1.9. TSNE with ‘sigmoid’ PCA

k_pca_tsne = Pipeline([
    ("kpca", KernelPCA(n_components=2, kernel='sigmoid', random_state=42)),
    ("tsne", TSNE(n_components=2, random_state=42)),
])
X_pca_tsne_reduced = k_pca_tsne.fit_transform(X_train)
plot_digits(X_pca_tsne_reduced, y_train)
plt.show()

png

2.1. Classification with PCA and TNSE

from sklearn.linear_model import LogisticRegression

lr = LogisticRegression()
lr.fit(X_pca_tsne_reduced, y_train)
LogisticRegression(C=1.0, class_weight=None, dual=False, fit_intercept=True,
                   intercept_scaling=1, l1_ratio=None, max_iter=100,
                   multi_class='auto', n_jobs=None, penalty='l2',
                   random_state=None, solver='lbfgs', tol=0.0001, verbose=0,
                   warm_start=False)
pca_tsne = Pipeline([
    ("pca", PCA(n_components=0.95, random_state=42)),
    ("tsne", TSNE(n_components=2, random_state=42)),
])
X_pca_tsne_reduced_test = pca_tsne.fit_transform(X_test)
from sklearn.metrics import accuracy_score

accuracy_score(y_test, lr.predict(X_pca_tsne_reduced_test))
0.0048484848484848485

The result is very bad.
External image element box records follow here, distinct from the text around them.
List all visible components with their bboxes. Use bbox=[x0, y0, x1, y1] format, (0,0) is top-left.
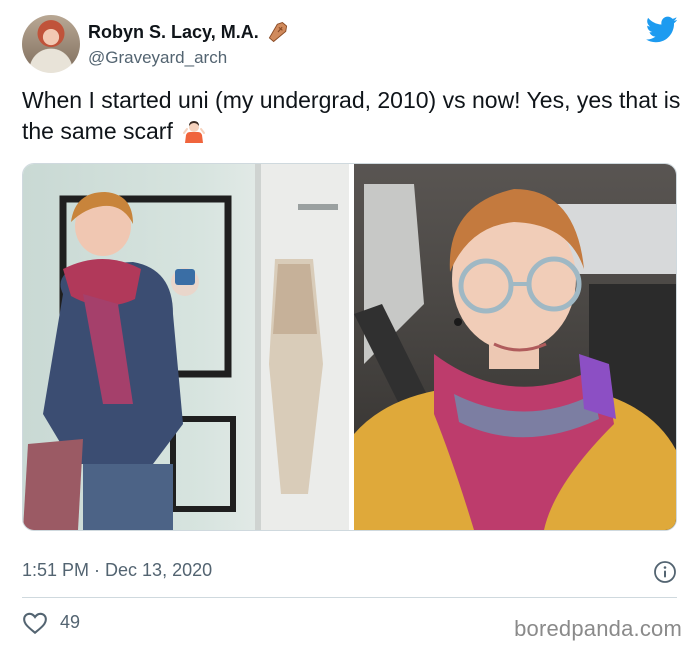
tweet-text: When I started uni (my undergrad, 2010) … bbox=[22, 85, 682, 147]
author-name[interactable]: Robyn S. Lacy, M.A. bbox=[88, 22, 259, 43]
photo-right-illustration bbox=[354, 184, 676, 530]
tweet-media[interactable] bbox=[22, 163, 677, 531]
coffin-icon bbox=[268, 21, 287, 43]
author-avatar[interactable] bbox=[22, 15, 80, 73]
watermark: boredpanda.com bbox=[514, 616, 682, 641]
author-handle[interactable]: @Graveyard_arch bbox=[88, 48, 227, 68]
photo-right-now[interactable] bbox=[354, 164, 676, 530]
photo-left-illustration bbox=[23, 164, 349, 530]
twitter-bird-icon[interactable] bbox=[646, 16, 678, 44]
person-shrugging-icon bbox=[183, 121, 206, 143]
tweet-body: When I started uni (my undergrad, 2010) … bbox=[22, 87, 681, 144]
info-icon[interactable] bbox=[653, 560, 677, 584]
tweet-timestamp[interactable]: 1:51 PM · Dec 13, 2020 bbox=[22, 560, 212, 581]
divider bbox=[22, 597, 677, 598]
like-count[interactable]: 49 bbox=[60, 612, 80, 633]
author-name-row: Robyn S. Lacy, M.A. bbox=[88, 21, 289, 43]
photo-left-2010[interactable] bbox=[23, 164, 349, 530]
heart-icon[interactable] bbox=[22, 611, 48, 635]
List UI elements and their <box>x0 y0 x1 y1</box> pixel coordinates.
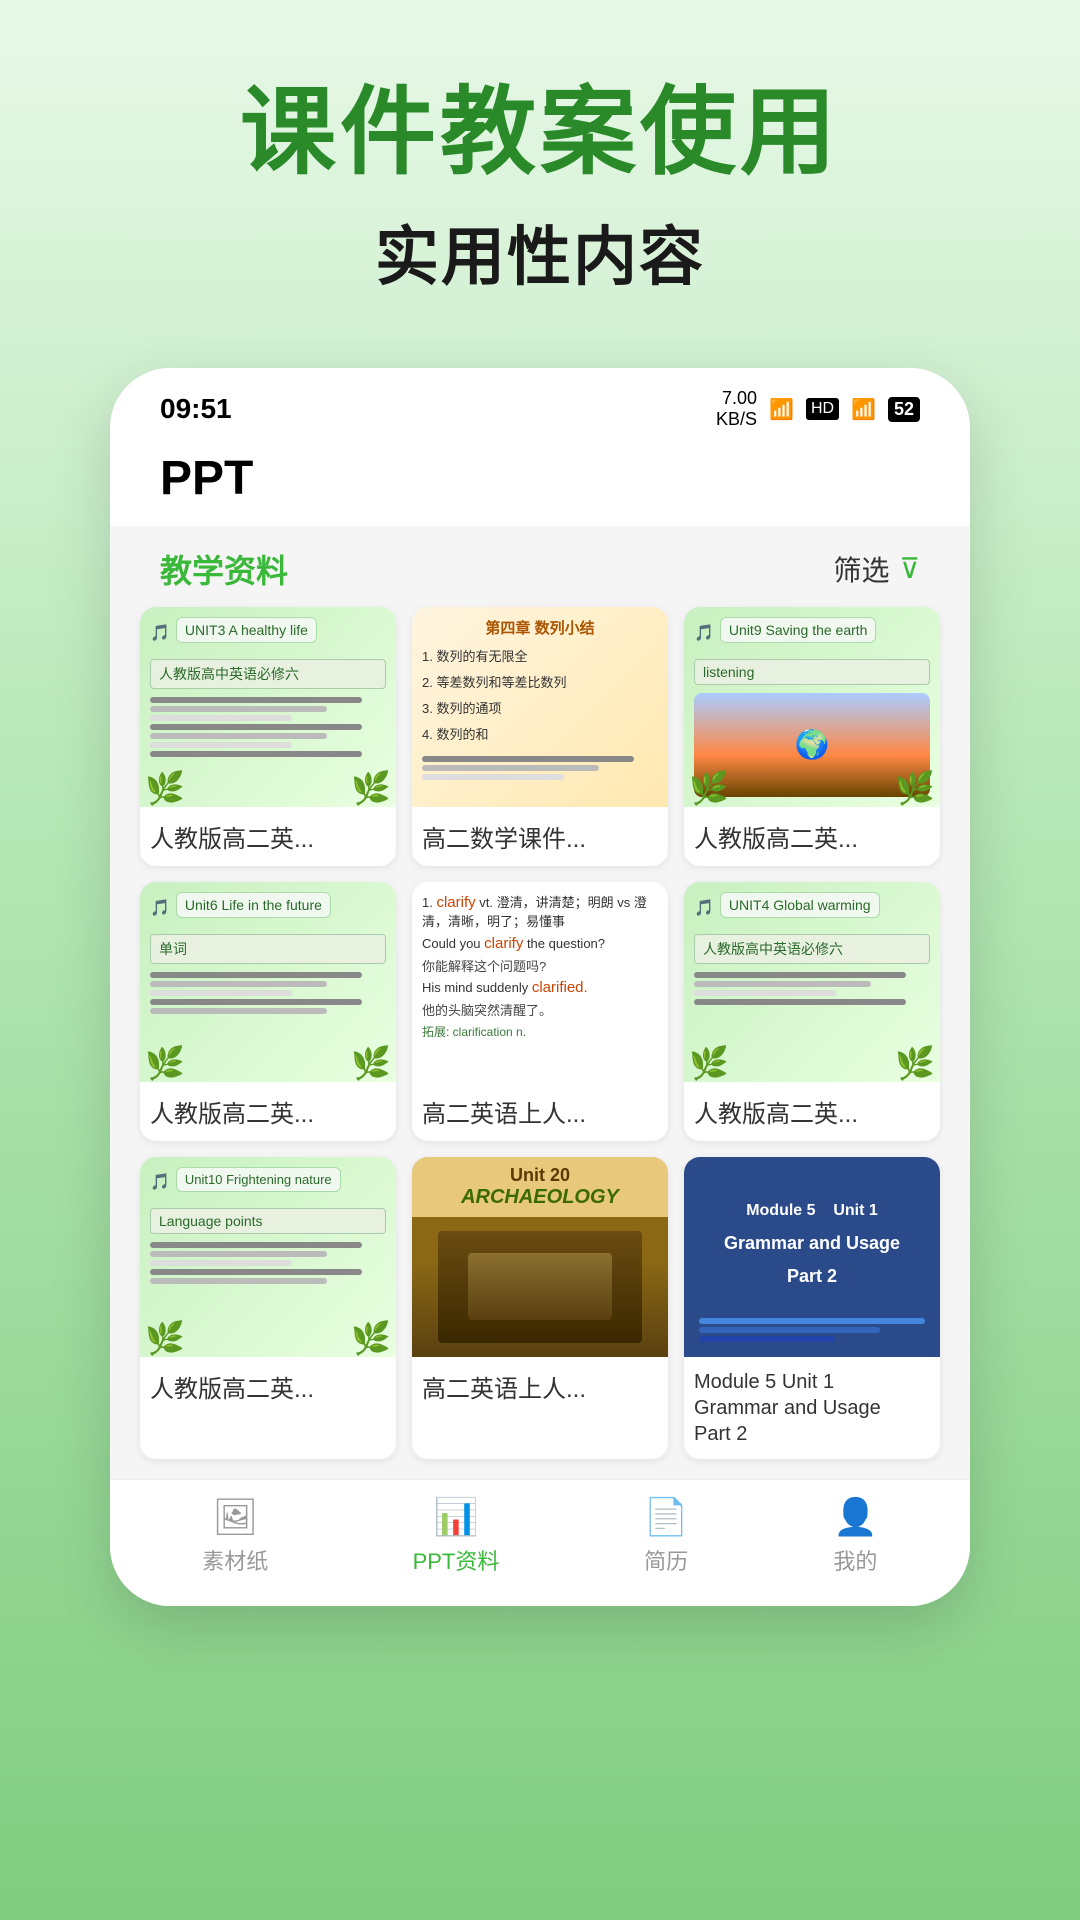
filter-icon[interactable]: ⊽ <box>900 552 921 585</box>
card-6[interactable]: 🎵 UNIT4 Global warming 人教版高中英语必修六 🌿 🌿 <box>684 882 940 1141</box>
card-1-thumb: 🎵 UNIT3 A healthy life 人教版高中英语必修六 <box>140 607 396 807</box>
card-1-tag: UNIT3 A healthy life <box>176 617 317 643</box>
nav-item-material[interactable]: 🖼 素材纸 <box>202 1496 268 1576</box>
card-7[interactable]: 🎵 Unit10 Frightening nature Language poi… <box>140 1157 396 1459</box>
filter-label: 教学资料 <box>160 546 288 592</box>
nav-label-ppt: PPT资料 <box>413 1544 500 1576</box>
card-5-thumb: 1. clarify vt. 澄清，讲清楚；明朗 vs 澄清，清晰，明了；易懂事… <box>412 882 668 1082</box>
card-5[interactable]: 1. clarify vt. 澄清，讲清楚；明朗 vs 澄清，清晰，明了；易懂事… <box>412 882 668 1141</box>
speed-indicator: 7.00KB/S <box>716 388 757 431</box>
card-9-thumb: Module 5 Unit 1 Grammar and Usage Part 2 <box>684 1157 940 1357</box>
status-bar: 09:51 7.00KB/S 📶 HD 📶 52 <box>110 368 970 441</box>
phone-container: 09:51 7.00KB/S 📶 HD 📶 52 PPT 教学资料 筛选 ⊽ <box>110 368 970 1606</box>
nav-item-mine[interactable]: 👤 我的 <box>833 1496 878 1576</box>
filter-right[interactable]: 筛选 ⊽ <box>833 549 920 589</box>
card-2[interactable]: 第四章 数列小结 1. 数列的有无限全 2. 等差数列和等差比数列 3. 数列的… <box>412 607 668 866</box>
filter-bar: 教学资料 筛选 ⊽ <box>140 526 940 607</box>
card-5-label: 高二英语上人... <box>412 1082 668 1141</box>
hero-subtitle: 实用性内容 <box>60 206 1020 298</box>
nav-item-ppt[interactable]: 📊 PPT资料 <box>413 1496 500 1576</box>
battery-indicator: 52 <box>888 397 920 422</box>
status-icons: 7.00KB/S 📶 HD 📶 52 <box>716 388 920 431</box>
card-4-label: 人教版高二英... <box>140 1082 396 1141</box>
nav-label-resume: 简历 <box>644 1544 688 1576</box>
mine-icon: 👤 <box>833 1496 878 1538</box>
ppt-icon: 📊 <box>434 1496 479 1538</box>
card-8[interactable]: Unit 20ARCHAEOLOGY 高二英语上人... <box>412 1157 668 1459</box>
card-2-label: 高二数学课件... <box>412 807 668 866</box>
card-9-label: Module 5 Unit 1Grammar and UsagePart 2 <box>684 1357 940 1459</box>
card-7-label: 人教版高二英... <box>140 1357 396 1416</box>
card-8-label: 高二英语上人... <box>412 1357 668 1416</box>
status-time: 09:51 <box>160 393 232 425</box>
card-4[interactable]: 🎵 Unit6 Life in the future 单词 🌿 🌿 <box>140 882 396 1141</box>
hd-badge: HD <box>806 398 839 420</box>
hero-title: 课件教案使用 <box>60 80 1020 186</box>
card-7-thumb: 🎵 Unit10 Frightening nature Language poi… <box>140 1157 396 1357</box>
card-3[interactable]: 🎵 Unit9 Saving the earth listening 🌍 🌿 🌿… <box>684 607 940 866</box>
material-icon: 🖼 <box>212 1496 258 1538</box>
hero-section: 课件教案使用 实用性内容 <box>0 0 1080 338</box>
nav-label-material: 素材纸 <box>202 1544 268 1576</box>
card-3-thumb: 🎵 Unit9 Saving the earth listening 🌍 🌿 🌿 <box>684 607 940 807</box>
bottom-nav: 🖼 素材纸 📊 PPT资料 📄 简历 👤 我的 <box>110 1479 970 1606</box>
app-header: PPT <box>110 441 970 526</box>
app-title: PPT <box>160 451 920 506</box>
card-1[interactable]: 🎵 UNIT3 A healthy life 人教版高中英语必修六 <box>140 607 396 866</box>
signal-icon: 📶 <box>851 397 876 422</box>
card-6-thumb: 🎵 UNIT4 Global warming 人教版高中英语必修六 🌿 🌿 <box>684 882 940 1082</box>
nav-item-resume[interactable]: 📄 简历 <box>644 1496 689 1576</box>
card-9[interactable]: Module 5 Unit 1 Grammar and Usage Part 2 <box>684 1157 940 1459</box>
card-1-label: 人教版高二英... <box>140 807 396 866</box>
content-area: 教学资料 筛选 ⊽ 🎵 UNIT3 A healthy life 人教版高中英语… <box>110 526 970 1479</box>
wifi-icon: 📶 <box>769 397 794 422</box>
card-6-label: 人教版高二英... <box>684 1082 940 1141</box>
card-3-label: 人教版高二英... <box>684 807 940 866</box>
card-8-thumb: Unit 20ARCHAEOLOGY <box>412 1157 668 1357</box>
nav-label-mine: 我的 <box>833 1544 877 1576</box>
resume-icon: 📄 <box>644 1496 689 1538</box>
card-4-thumb: 🎵 Unit6 Life in the future 单词 🌿 🌿 <box>140 882 396 1082</box>
card-2-thumb: 第四章 数列小结 1. 数列的有无限全 2. 等差数列和等差比数列 3. 数列的… <box>412 607 668 807</box>
filter-text: 筛选 <box>833 549 889 589</box>
cards-grid: 🎵 UNIT3 A healthy life 人教版高中英语必修六 <box>140 607 940 1479</box>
So we can try simple PCA with 2 components.

lr = LogisticRegression(max_iter=100000)
lr.fit(X_pca_reduced, y_train)
LogisticRegression(C=1.0, class_weight=None, dual=False, fit_intercept=True,
                   intercept_scaling=1, l1_ratio=None, max_iter=100000,
                   multi_class='auto', n_jobs=None, penalty='l2',
                   random_state=None, solver='lbfgs', tol=0.0001, verbose=0,
                   warm_start=False)
X_pca_reduced_test = PCA(n_components=2, random_state=42).fit_transform(X_test)
accuracy_score(y_test, lr.predict(X_pca_reduced_test))
0.5130303030303031

This is still not the accuracy we expect, so it is not a good idea to try PCA with 2 components.